Disturbingly, Mr Matthews says Yahoo seems to have known about the vulnerability for some time.
"The fact that there was an XSS vulnerability at Yahoo has been known since at least November, when a hacker attempted to sell details of the vulnerability," the institute head says, citing a January report from security company BitDefender after a similar attack in Australia last month.
"So assuming this is the cause of the attack, it would appear to be due to a vulnerability at Yahoo and very difficult for users to avoid. This is a major attack and appears unrelated to any of the standard 'from Xtra account services' phishing emails which are regularly circulated."
A Telecom spokeswoman told NBR the company is seeking a further update from Yahoo.
NBR is also seeking comment from Yahoo.
UPDATE / Feb 11 2pm: Telecom is unsure how many customers had their email accounts compromised by a "phishing" message that slipped through the security screens of webmail partner Yahoo.

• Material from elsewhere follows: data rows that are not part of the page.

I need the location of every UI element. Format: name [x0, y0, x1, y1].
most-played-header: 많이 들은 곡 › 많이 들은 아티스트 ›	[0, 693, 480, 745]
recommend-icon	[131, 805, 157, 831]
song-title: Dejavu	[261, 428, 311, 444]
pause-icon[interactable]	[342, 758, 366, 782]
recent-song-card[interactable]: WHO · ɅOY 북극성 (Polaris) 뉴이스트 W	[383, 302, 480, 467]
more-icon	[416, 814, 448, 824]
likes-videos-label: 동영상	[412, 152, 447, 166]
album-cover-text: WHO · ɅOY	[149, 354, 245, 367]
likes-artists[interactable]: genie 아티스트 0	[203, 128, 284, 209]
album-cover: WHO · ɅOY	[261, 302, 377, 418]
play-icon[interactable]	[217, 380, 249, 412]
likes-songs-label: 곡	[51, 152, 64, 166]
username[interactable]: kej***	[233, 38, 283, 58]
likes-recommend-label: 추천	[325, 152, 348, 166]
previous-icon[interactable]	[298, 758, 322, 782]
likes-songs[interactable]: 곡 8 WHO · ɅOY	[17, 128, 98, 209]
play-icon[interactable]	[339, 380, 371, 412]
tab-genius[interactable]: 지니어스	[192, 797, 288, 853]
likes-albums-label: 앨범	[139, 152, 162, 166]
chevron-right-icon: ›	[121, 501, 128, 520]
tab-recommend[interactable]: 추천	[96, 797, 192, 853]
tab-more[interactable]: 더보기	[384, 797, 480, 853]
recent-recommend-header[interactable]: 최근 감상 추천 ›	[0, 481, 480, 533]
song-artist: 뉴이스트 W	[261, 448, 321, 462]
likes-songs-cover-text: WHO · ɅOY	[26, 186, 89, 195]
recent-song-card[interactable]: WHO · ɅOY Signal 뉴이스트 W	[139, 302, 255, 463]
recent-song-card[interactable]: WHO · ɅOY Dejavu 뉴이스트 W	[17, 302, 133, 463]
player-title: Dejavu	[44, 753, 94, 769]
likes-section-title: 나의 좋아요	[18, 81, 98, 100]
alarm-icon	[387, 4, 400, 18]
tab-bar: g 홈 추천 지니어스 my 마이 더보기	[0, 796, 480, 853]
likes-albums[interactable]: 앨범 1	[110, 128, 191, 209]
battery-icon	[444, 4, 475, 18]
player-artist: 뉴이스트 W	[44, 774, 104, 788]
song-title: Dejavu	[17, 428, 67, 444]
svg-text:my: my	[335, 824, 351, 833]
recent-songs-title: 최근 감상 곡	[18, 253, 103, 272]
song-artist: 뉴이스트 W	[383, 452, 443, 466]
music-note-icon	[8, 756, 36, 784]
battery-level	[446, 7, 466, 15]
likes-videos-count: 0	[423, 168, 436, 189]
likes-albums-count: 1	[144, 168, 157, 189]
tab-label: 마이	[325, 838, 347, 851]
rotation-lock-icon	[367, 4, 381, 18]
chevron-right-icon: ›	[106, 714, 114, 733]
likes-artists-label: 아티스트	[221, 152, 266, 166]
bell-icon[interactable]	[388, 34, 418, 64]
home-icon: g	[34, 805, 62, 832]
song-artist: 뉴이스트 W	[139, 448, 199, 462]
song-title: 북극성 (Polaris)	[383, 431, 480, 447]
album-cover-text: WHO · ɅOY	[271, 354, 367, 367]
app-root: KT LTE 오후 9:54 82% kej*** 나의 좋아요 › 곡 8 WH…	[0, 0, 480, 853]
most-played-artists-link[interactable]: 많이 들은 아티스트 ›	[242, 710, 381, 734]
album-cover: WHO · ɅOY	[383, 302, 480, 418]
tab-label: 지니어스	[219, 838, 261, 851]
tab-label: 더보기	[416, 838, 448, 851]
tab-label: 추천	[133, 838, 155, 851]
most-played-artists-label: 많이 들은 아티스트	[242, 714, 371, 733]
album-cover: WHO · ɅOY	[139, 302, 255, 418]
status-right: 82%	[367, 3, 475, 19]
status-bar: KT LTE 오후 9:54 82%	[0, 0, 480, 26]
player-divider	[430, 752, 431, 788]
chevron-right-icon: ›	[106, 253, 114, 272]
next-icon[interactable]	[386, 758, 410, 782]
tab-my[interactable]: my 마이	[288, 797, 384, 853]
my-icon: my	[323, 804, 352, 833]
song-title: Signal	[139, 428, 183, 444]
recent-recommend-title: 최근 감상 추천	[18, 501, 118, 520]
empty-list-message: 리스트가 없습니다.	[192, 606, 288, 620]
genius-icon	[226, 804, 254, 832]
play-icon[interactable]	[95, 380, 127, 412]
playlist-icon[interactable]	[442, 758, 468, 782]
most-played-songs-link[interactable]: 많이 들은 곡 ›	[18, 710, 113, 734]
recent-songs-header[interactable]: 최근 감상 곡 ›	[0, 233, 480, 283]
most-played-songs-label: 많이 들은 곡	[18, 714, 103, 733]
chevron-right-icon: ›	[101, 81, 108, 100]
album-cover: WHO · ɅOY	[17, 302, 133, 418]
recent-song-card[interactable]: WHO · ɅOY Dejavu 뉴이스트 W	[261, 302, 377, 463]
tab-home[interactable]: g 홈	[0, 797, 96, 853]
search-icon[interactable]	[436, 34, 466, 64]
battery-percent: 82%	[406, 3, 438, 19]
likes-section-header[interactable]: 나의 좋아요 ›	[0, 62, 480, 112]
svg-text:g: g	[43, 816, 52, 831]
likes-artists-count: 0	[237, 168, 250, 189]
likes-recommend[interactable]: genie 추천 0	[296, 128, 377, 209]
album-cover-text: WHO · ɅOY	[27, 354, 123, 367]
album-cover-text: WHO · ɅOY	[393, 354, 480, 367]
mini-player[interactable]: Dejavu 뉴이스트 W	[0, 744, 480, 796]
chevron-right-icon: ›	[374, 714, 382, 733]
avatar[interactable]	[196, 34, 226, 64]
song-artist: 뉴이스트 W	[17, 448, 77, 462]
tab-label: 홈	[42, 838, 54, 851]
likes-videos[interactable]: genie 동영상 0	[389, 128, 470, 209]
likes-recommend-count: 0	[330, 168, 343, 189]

Those who clicked on the phishing email had their account hijacked by spammers, who used it to spray spam messages to the victim's contacts.

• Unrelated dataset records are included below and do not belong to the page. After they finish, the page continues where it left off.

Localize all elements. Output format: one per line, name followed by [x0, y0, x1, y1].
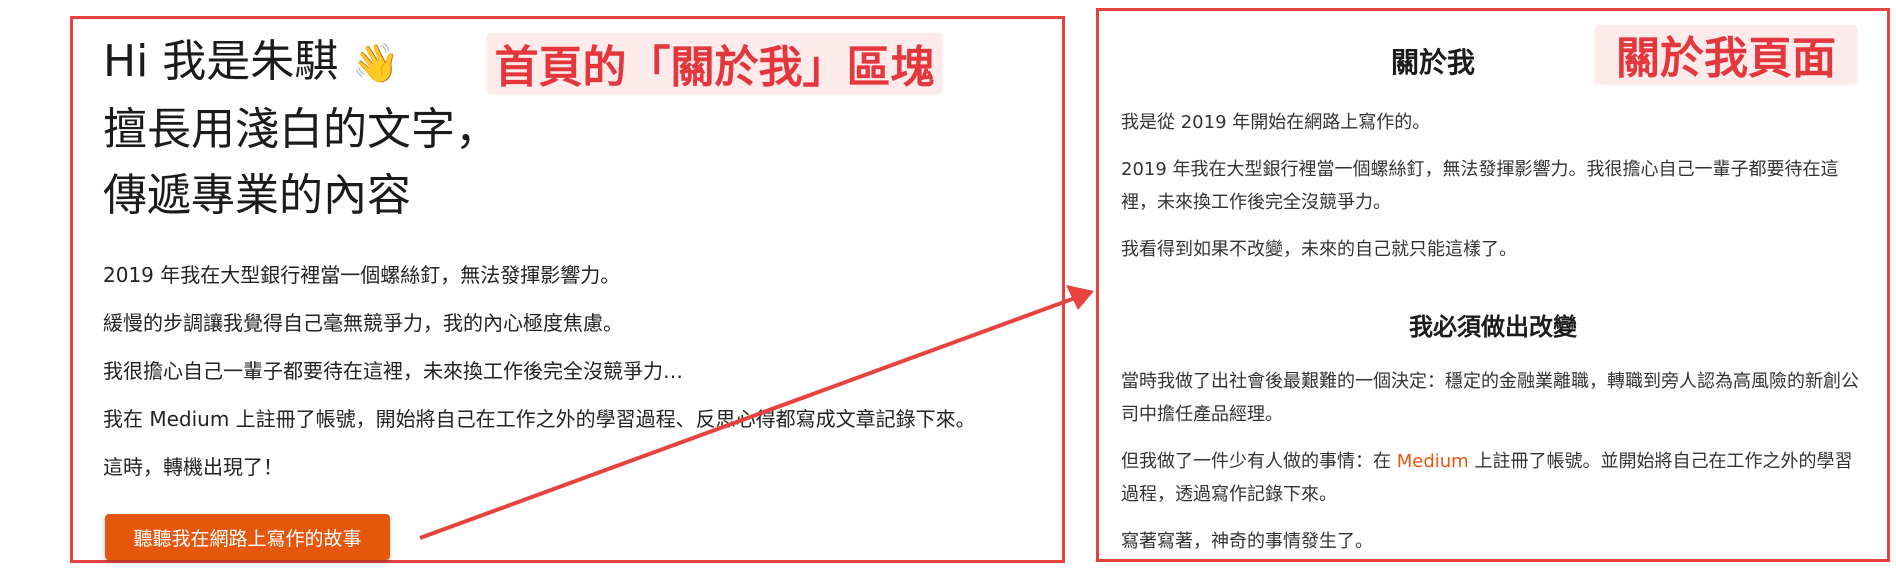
about-paragraph: 我是從 2019 年開始在網路上寫作的。 — [1121, 112, 1431, 133]
hero-greeting: Hi 我是朱騏 👋 — [103, 35, 400, 90]
about-paragraph: 2019 年我在大型銀行裡當一個螺絲釘，無法發揮影響力。我很擔心自己一輩子都要待… — [1121, 159, 1839, 213]
medium-link[interactable]: Medium — [1397, 451, 1469, 472]
about-paragraph: 我看得到如果不改變，未來的自己就只能這樣了。 — [1121, 239, 1517, 260]
intro-paragraph: 2019 年我在大型銀行裡當一個螺絲釘，無法發揮影響力。 — [103, 263, 621, 287]
intro-paragraph: 我在 Medium 上註冊了帳號，開始將自己在工作之外的學習過程、反思心得都寫成… — [103, 407, 976, 431]
about-page: 關於我 關於我頁面 我是從 2019 年開始在網路上寫作的。 2019 年我在大… — [1096, 8, 1890, 562]
hero-line-2: 擅長用淺白的文字， — [103, 104, 499, 155]
hero-line-3: 傳遞專業的內容 — [103, 170, 411, 221]
homepage-about-section: Hi 我是朱騏 👋 擅長用淺白的文字， 傳遞專業的內容 2019 年我在大型銀行… — [70, 16, 1065, 563]
intro-paragraph: 我很擔心自己一輩子都要待在這裡，未來換工作後完全沒競爭力… — [103, 359, 683, 383]
hero-line-1: Hi 我是朱騏 — [103, 36, 339, 87]
about-paragraph: 當時我做了出社會後最艱難的一個決定：穩定的金融業離職，轉職到旁人認為高風險的新創… — [1121, 371, 1859, 425]
about-page-annotation-tag: 關於我頁面 — [1595, 25, 1857, 84]
about-text: 但我做了一件少有人做的事情：在 — [1121, 451, 1397, 472]
arrow-head — [1066, 285, 1094, 310]
intro-paragraph: 這時，轉機出現了！ — [103, 455, 283, 479]
intro-paragraph: 緩慢的步調讓我覺得自己毫無競爭力，我的內心極度焦慮。 — [103, 311, 623, 335]
homepage-about-annotation-tag: 首頁的「關於我」區塊 — [487, 33, 942, 93]
about-paragraph: 寫著寫著，神奇的事情發生了。 — [1121, 531, 1373, 552]
writing-story-button[interactable]: 聽聽我在網路上寫作的故事 — [105, 514, 390, 560]
about-paragraph-with-link: 但我做了一件少有人做的事情：在 Medium 上註冊了帳號。並開始將自己在工作之… — [1121, 445, 1861, 511]
waving-hand-icon: 👋 — [352, 41, 400, 85]
section-heading: 我必須做出改變 — [1409, 313, 1577, 341]
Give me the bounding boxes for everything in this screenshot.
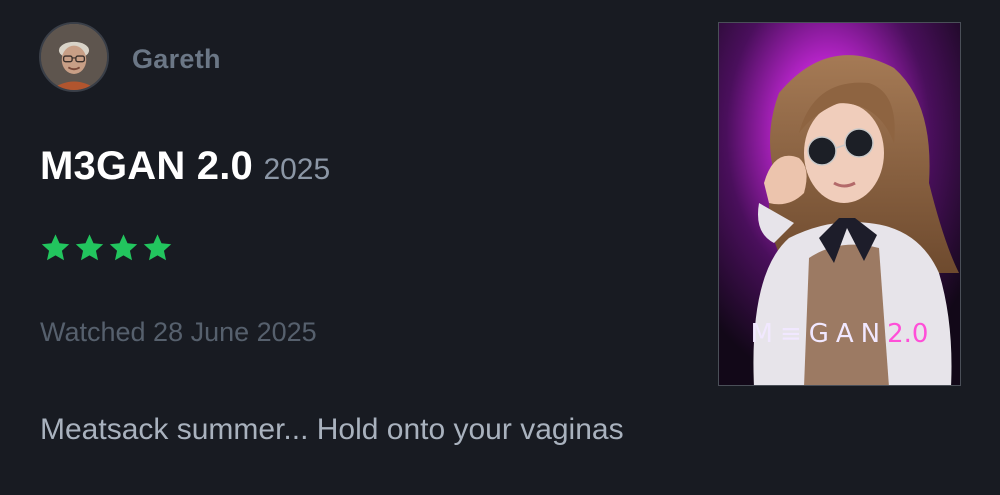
film-heading: M3GAN 2.0 2025: [40, 144, 330, 189]
avatar-portrait: [41, 24, 107, 90]
star-icon: [75, 234, 104, 261]
star-icon: [109, 234, 138, 261]
username[interactable]: Gareth: [132, 44, 221, 75]
avatar[interactable]: [39, 22, 109, 92]
poster-title-version: 2.0: [887, 319, 929, 349]
film-year[interactable]: 2025: [263, 153, 330, 186]
film-poster[interactable]: M≡GAN2.0: [718, 22, 961, 386]
poster-title-main: M≡GAN: [750, 319, 888, 349]
watched-date: Watched 28 June 2025: [40, 317, 317, 347]
star-icon: [41, 234, 70, 261]
review-text: Meatsack summer... Hold onto your vagina…: [40, 413, 624, 446]
film-title[interactable]: M3GAN 2.0: [40, 144, 253, 188]
review-card: Gareth M3GAN 2.0 2025 Watched 28 June 20…: [0, 0, 1000, 495]
poster-title: M≡GAN2.0: [719, 319, 960, 349]
star-icon: [143, 234, 172, 261]
star-rating: [40, 232, 173, 263]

"Telecom has no way of knowing exactly how many customers were affected as many customers will have simply deleted suspicious emails but we had around 150 customer calls from those that had opened the email," spokeswoman Joanne Jalfon told NBR.
Ms Jalfon says the problem hit around 4pm Saturday. It was fixed Sunday morning, but some of those who got hit before the fix are still having problems. This morning, social networks were rife with people complaining they were still receiving junk messages from Yahoo users.

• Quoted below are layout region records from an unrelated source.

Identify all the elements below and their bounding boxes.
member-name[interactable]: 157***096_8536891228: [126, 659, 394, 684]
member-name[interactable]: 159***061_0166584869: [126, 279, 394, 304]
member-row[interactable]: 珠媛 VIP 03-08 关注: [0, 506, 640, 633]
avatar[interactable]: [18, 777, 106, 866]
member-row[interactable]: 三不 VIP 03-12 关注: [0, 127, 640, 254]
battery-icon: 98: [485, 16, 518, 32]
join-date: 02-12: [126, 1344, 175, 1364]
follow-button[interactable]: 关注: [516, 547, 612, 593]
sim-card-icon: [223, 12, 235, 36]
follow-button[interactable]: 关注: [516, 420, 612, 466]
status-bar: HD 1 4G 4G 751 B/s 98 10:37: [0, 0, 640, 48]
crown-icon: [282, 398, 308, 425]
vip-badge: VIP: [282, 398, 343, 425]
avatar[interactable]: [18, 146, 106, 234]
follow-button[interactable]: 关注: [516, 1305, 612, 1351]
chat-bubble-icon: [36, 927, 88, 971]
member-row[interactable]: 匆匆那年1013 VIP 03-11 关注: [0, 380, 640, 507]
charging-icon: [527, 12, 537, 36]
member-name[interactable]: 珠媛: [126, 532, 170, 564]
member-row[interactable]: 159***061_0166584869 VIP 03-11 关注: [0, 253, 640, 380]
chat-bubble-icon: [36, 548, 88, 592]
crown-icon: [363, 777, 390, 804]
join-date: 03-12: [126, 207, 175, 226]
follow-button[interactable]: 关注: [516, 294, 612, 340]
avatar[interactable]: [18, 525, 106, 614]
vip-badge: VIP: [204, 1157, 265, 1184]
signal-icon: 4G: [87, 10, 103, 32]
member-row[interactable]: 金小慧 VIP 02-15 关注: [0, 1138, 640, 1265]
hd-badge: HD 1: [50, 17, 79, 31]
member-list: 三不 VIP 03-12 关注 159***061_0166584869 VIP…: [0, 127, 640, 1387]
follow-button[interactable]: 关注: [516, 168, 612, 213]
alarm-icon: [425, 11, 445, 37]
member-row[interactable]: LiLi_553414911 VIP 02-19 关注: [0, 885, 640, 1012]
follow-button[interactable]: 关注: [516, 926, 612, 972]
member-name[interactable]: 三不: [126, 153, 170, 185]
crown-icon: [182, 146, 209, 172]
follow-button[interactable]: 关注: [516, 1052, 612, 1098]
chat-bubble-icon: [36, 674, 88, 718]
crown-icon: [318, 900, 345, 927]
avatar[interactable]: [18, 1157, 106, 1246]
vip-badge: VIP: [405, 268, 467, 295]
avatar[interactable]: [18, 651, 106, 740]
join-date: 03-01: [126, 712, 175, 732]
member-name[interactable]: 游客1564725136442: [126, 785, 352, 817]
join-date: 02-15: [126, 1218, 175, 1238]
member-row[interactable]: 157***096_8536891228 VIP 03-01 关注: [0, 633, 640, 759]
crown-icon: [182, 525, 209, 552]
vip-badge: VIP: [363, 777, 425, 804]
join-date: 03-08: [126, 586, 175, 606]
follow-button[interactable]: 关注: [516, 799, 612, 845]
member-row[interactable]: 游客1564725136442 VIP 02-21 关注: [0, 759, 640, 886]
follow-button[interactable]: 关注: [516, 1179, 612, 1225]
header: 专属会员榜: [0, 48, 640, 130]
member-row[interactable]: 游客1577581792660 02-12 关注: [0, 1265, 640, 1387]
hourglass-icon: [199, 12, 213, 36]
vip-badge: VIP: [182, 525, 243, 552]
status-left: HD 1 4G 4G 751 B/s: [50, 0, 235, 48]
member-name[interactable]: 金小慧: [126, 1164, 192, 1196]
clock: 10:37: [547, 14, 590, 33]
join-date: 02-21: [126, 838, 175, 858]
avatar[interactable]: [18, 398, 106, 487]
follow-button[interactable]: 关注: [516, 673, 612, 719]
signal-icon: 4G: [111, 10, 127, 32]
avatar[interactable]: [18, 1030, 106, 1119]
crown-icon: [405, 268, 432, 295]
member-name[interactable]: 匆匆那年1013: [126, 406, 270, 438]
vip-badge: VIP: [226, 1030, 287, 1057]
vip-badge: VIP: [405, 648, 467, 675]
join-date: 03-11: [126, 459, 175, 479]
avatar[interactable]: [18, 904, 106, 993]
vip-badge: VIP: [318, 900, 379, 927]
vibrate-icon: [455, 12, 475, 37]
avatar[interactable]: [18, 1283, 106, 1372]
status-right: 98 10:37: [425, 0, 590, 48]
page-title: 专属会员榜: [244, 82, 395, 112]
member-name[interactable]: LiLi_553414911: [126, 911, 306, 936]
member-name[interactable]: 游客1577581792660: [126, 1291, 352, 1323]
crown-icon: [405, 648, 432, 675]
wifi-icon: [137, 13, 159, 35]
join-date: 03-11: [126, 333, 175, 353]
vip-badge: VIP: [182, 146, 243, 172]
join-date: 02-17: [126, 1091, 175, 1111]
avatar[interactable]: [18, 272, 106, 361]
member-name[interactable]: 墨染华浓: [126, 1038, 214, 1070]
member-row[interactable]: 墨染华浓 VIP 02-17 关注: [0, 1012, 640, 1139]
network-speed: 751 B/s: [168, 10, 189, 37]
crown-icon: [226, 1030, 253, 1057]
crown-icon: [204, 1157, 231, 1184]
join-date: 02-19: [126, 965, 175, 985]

Yahoo Xtra customers who are still sending spam emails to their contacts should change their password.
"If any customers are experiencing on-going issues, we ask that they contact Telecom's Broadband Helpdesk on 0800 225 598," Ms Jalfon says.
The problem hit all local users of Yahoo's webmail, and by extension uses of Telecom's Xtra mail, which is hosted by Yahoo in Sydney.
Sun Feb 10: Telecom says a problem with Yahoo's mail service meant some customers receiving "phishing emails" - scam messages that would usually be blocked in most instances.
The problem was widespread with Yahoo and, by extension, those who use Telecom's Xtra web mail service, which is hosted by Yahoo's Sydney operation).
Phishing messages seek to fool a person into providing details such as their logon or password to a bank, usually by sending an email that apes a genuine message (typically, banks and others do not ask for personal details by email).
Some Telecom customers using Xtra mail have also noticed bounced emails, or strange messages sent to their contacts - a sign their account has been hijacked by spammers.
Yahoo fixed the problem this morning, Telecom says.
However, emails received before this morning should be treated with suspicion.
And hijacked users who have yet to change their password are still sending spam email to their contacts.
"If you have received any of these emails, we recommend that you delete these without opening them and under no circumstances should you reply to these emails with any log on, password or personal information," Telecom says.